22.06.2012 – O que acontece no Paraguai, com o pedido inusitado de impedimento do presidente Fernando Lugo, e julgamento relâmpago, não se configuram em surpresa numa América Latina onde os golpes de estado são recorrentes. Basta lembrar o último golpe em Honduras (em 2009) que acabou, inclusive, respaldado com novas eleições totalmente ilegais. E isso não é obra do acaso ou da vontade de alguma força interna. Faz parte de um projeto de dominação dos Estados Unidos que não quer ver qualquer possibilidade de uma América livre e soberana. Mel Zelaya, em Honduras, foi deposto porque se acercou da Alba, comandada por Hugo Chávez.
Agora, os golpistas atuam no Paraguai, região estratégica, parte da tríplice fronteira tão cobiçada por sua riqueza energética. Fernando Lugo vem da teologia da libertação, tem caráter progressista, pendendo para a proposta de integração latino-americana, próximo de Chávez. Ao império isso já é suficiente para uma intervenção, mesmo que boa parte das políticas de Lugo não se distancie das velhas práticas neoliberais.
Na última semana, um conflito entre a polícia e camponeses na região de Curuguaty, a 250 quilômetros de Assunção, deixou seis policiais e 11 camponeses mortos, deu o motivo para que a velha e sempre desperta direita se mobilizasse. Por um lado, o confronto mostra que o campo está ardendo, que os camponeses estão em luta buscando mudar a imobilidade agrária do país. Para se ter uma ideia, durante o governo do ditador Strossner, mais de 10 milhões de hectares de terra foram distribuídos de forma ilegal aos seus aliados. Milhares de camponeses perderam suas terras criando o fenômeno dos sem-terra. Com a democratização do país, esses trabalhadores fortaleceram as lutas e o próprio presidente Lugo atuou junto com eles quando ainda não era o mandatário da nação.
O massacre de Curuguaty está envolto em mistérios. A mídia internacional e local divulga que havia, junto aos camponeses, membros de um grupo guerrilheiro e que foi o ataque desses membros que provocou a reação policial. Mas, nada está comprovado. O acontecido está sob investigação. O fato é que essa explicação é típica. Era o que se dizia do MST, no Brasil, quando a luta desse movimento começou. O que, é claro, ficou evidenciado como mentira. É mais provável que a infiltração seja de paramilitares, típicos dos contragolpes imperialistas.
O fato é que os congressistas viram aí um bom motivo para enfrentar e destruir o presidente Lugo. Os partidos tradicionais que sempre mantiveram de rédeas curtas o poder, seguiram em maioria no Congresso e a frágil aliança que garantiu a vitória ao presidente acabou sem força no parlamento. Colorados e Liberais têm, juntos, 29 das 45 cadeiras do Congresso. Nesse sentido, podem impor qualquer coisa que queiram. Assim, decidiram acusar o presidente pelo massacre e instituíram um processo de impedimento.
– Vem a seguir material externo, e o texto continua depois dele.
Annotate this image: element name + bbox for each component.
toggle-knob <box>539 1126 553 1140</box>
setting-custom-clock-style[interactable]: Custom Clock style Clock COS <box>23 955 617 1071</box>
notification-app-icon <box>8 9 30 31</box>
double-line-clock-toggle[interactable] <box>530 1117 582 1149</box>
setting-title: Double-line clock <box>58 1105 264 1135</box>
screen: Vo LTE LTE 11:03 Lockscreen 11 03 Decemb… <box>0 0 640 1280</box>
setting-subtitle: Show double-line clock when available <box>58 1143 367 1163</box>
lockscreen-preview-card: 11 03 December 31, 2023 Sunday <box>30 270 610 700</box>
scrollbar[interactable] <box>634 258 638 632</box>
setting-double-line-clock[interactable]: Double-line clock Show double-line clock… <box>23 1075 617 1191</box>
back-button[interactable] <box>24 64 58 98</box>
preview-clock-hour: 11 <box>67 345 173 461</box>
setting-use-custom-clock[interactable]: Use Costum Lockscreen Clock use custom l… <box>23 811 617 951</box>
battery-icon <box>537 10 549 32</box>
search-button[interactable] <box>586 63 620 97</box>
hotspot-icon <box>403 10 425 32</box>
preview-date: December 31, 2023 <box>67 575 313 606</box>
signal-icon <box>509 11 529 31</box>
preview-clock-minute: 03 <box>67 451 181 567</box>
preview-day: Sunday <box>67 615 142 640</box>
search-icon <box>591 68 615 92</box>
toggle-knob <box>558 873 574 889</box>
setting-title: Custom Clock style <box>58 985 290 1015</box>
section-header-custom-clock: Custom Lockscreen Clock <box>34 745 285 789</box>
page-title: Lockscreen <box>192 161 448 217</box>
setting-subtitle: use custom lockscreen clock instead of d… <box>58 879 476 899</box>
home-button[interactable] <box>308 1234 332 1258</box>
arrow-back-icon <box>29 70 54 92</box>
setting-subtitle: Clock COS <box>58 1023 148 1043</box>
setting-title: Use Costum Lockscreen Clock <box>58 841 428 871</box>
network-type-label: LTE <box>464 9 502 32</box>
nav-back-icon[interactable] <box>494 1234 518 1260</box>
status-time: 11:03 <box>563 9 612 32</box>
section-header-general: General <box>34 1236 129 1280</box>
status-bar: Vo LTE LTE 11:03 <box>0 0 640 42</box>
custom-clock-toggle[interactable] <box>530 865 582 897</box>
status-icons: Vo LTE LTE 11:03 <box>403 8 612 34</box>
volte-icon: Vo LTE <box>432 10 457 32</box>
Algumas coisas são muito surpreendentes nesse caso. Primeiro, a elite política – boa parte aliada dos latifundiários – se viu, de um dia para outro, defensora dos pobres camponeses. E, segundo, definiu um processo de impedimento tão rápido, 24 horas, no qual a defesa presidencial teria direito a apenas duas horas. Conforme os advogados do presidente, em qualquer juízo a defesa tem 18 dias para preparar defesa, não há sentido de o presidente ser julgado em rito sumário, ainda mais que os motivos não se qualificam como passíveis de se exigir um impedimento. Quem acompanhou o debate desta sexta-feira no congresso paraguaio, pode observar o raivoso discurso dos congressistas contra os sem-terra, a favor do latifúndio, o que mostra muito bem o que está em jogo nessa ação golpista.
Ainda na sexta-feira, durante a sessão do congresso, chanceleres dos países da Unasur estiveram presentes e se manifestaram dizendo que o processo não estava sendo democrático e que todos gostariam de ver a ordem democrática ser respeitada. Foi feita a proposta de que o congresso seguisse os prazos, que discutisse melhor o tema e ouvisse o povo sob pena de uma decisão apressada, sem garantir direito a defesa, causar profunda comoção no país. “Se os congressistas não respeitarem o processo democrático será muito ruim para o povo paraguaio e para toda América Latina”, expressou Alí Rodríguez, secretário-geral da Unasur.